What Not to Wear
Clothes are a frequent source of trouble for children with sensory integration disorder. If your child has an overreactive tactile sense, you may have despaired over getting her to vary from one safe and trusted outfit, even if it's a swimsuit in winter or a sweat suit in summer. Collars and ties, starchy dresses, dress-up shoes — these may be out of the question for your child, and the subject of many screaming tantrums.
Your first instinct may be to see this as a power struggle and insist that your child do as you say. You may have good reasons for wanting him to dress in a way that's appropriate to the weather or to the occasion.

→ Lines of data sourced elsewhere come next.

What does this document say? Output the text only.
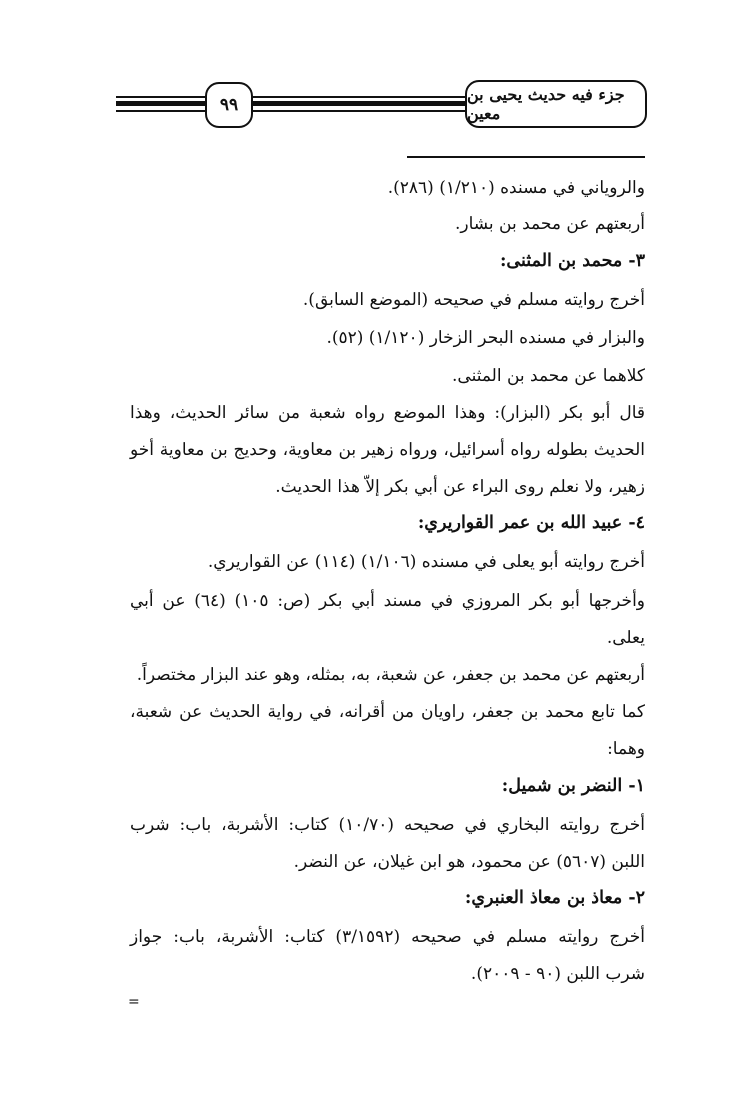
٩٩
جزء فيه حديث يحيى بن معين
والروياني في مسنده (١/٢١٠) (٢٨٦).
أربعتهم عن محمد بن بشار.
٣- محمد بن المثنى:
أخرج روايته مسلم في صحيحه (الموضع السابق).
والبزار في مسنده البحر الزخار (١/١٢٠) (٥٢).
كلاهما عن محمد بن المثنى.
قال أبو بكر (البزار): وهذا الموضع رواه شعبة من سائر الحديث، وهذا
الحديث بطوله رواه أسرائيل، ورواه زهير بن معاوية، وحديج بن معاوية أخو
زهير، ولا نعلم روى البراء عن أبي بكر إلاّ هذا الحديث.
٤- عبيد الله بن عمر القواريري:
أخرج روايته أبو يعلى في مسنده (١/١٠٦) (١١٤) عن القواريري.
وأخرجها أبو بكر المروزي في مسند أبي بكر (ص: ١٠٥) (٦٤) عن أبي
يعلى.
أربعتهم عن محمد بن جعفر، عن شعبة، به، بمثله، وهو عند البزار مختصراً.
كما تابع محمد بن جعفر، راويان من أقرانه، في رواية الحديث عن شعبة،
وهما:
١- النضر بن شميل:
أخرج روايته البخاري في صحيحه (١٠/٧٠) كتاب: الأشربة، باب: شرب
اللبن (٥٦٠٧) عن محمود، هو ابن غيلان، عن النضر.
٢- معاذ بن معاذ العنبري:
أخرج روايته مسلم في صحيحه (٣/١٥٩٢) كتاب: الأشربة، باب: جواز
شرب اللبن (٩٠ - ٢٠٠٩).
=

But if your child's reaction is prompted by sensory integration problems, it's not a battle worth fighting.
Your child has a right to wear clothes that don't feel painful or distractingly uncomfortable, and his overall behavior may improve if he's not constantly bothered by irritating fabrics and styles. Spend your time and energy finding outfits that will suit the both of you.
Picking your battles is one of the smartest strategies for parenting a child with sensory integration disorder. There is very little reason to force unpleasant sensations on your child. In almost every situation, finding an option your child can tolerate will be easier than finding a way to change your child.
Tags and Collars
You may at one time have felt a particularly sharp tag at the back of your shirt collar and cut it out to feel more comfortable. Understand that your child may feel that same way about any sort of tag at all, even one that may seem inoffensive to you. Cutting the tags out of shirts, or looking for shirts that don't have tags, is an easy fix for a situation that may truly be causing your child misery.
Even collars without troublesome tags can be a trouble spot for your touch-sensitive child. He may not be able to tolerate a tight or restricting collar or may actually prefer something tight and snug to something that rubs against his skin. Collars with scratchy trim or stitching inside may be intolerable. A little judicious shopping should help ensure that your child does not have to deal with anything less than a comfortable collar. If you find a style your child likes, buy a bunch.
Waistbands are another part of your child's clothing that can become a major issue. She may feel uncomfortably squeezed by a tight waistband, or she may enjoy the feeling of a tight hug around the middle. Let your child's preference be your guide when choosing pants, skirts, tights, underwear, or dresses that bind at the waist. If your child protests a particular garment, look to see whether a waistband tag, scratchy trim, or a too-tight or too-loose fit might be causing the problem.
Beyond collars and waistbands, virtually anything about the fit of your child's clothes can be an issue. Don't let it become one. If she likes the feeling of very tight, snug clothes, see if she'll wear a bodysuit and leggings under other, more presentable garb. And if he insists on wearing loose sweat clothes everywhere, buy them in a variety of acceptable colors and styles and let it be. A perfectly dressed child who can't behave is going to be more eyebrow-raising in the long run than a casually dressed kid who's comfortable in his own skin.
Certain fabrics may feel unpleasant to your child, and it doesn't have to make sense to you to be real to him. If your child balks at certain garments, see if you can find something in common among the fabrics. Allowing your child's fabric preference to guide you can prevent a lot of dressing-time battles.
Does your child kick off his shoes at the first possible opportunity? Does he do it even when it's inappropriate, like in class or at story time in a bookstore? Consider that even the best-fitted, most comfortable shoes may rub him the wrong way. Just the feel of anything on his feet may be unbearable (in fact, some children prefer to wear shoes because they don't like the feeling of things like carpet or grass on the soles of their feet).
If you find shoes your child is comfortable wearing, consider letting him wear them with any outfit, whether or not it seems appropriate. For around the house, try slipper socks or anything else your child will tolerate.
Alternatively, your child may be so nonsensitive that she truly can't feel when her shoes are on the wrong feet or her socks are bunched up at the toes. This may appear to be a case of sloppiness or carelessness, but your child may legitimately not be able to tell the difference. It's a good idea to check for yourself before your child leaves the house, or to give her some verbal or physical help in putting shoes on.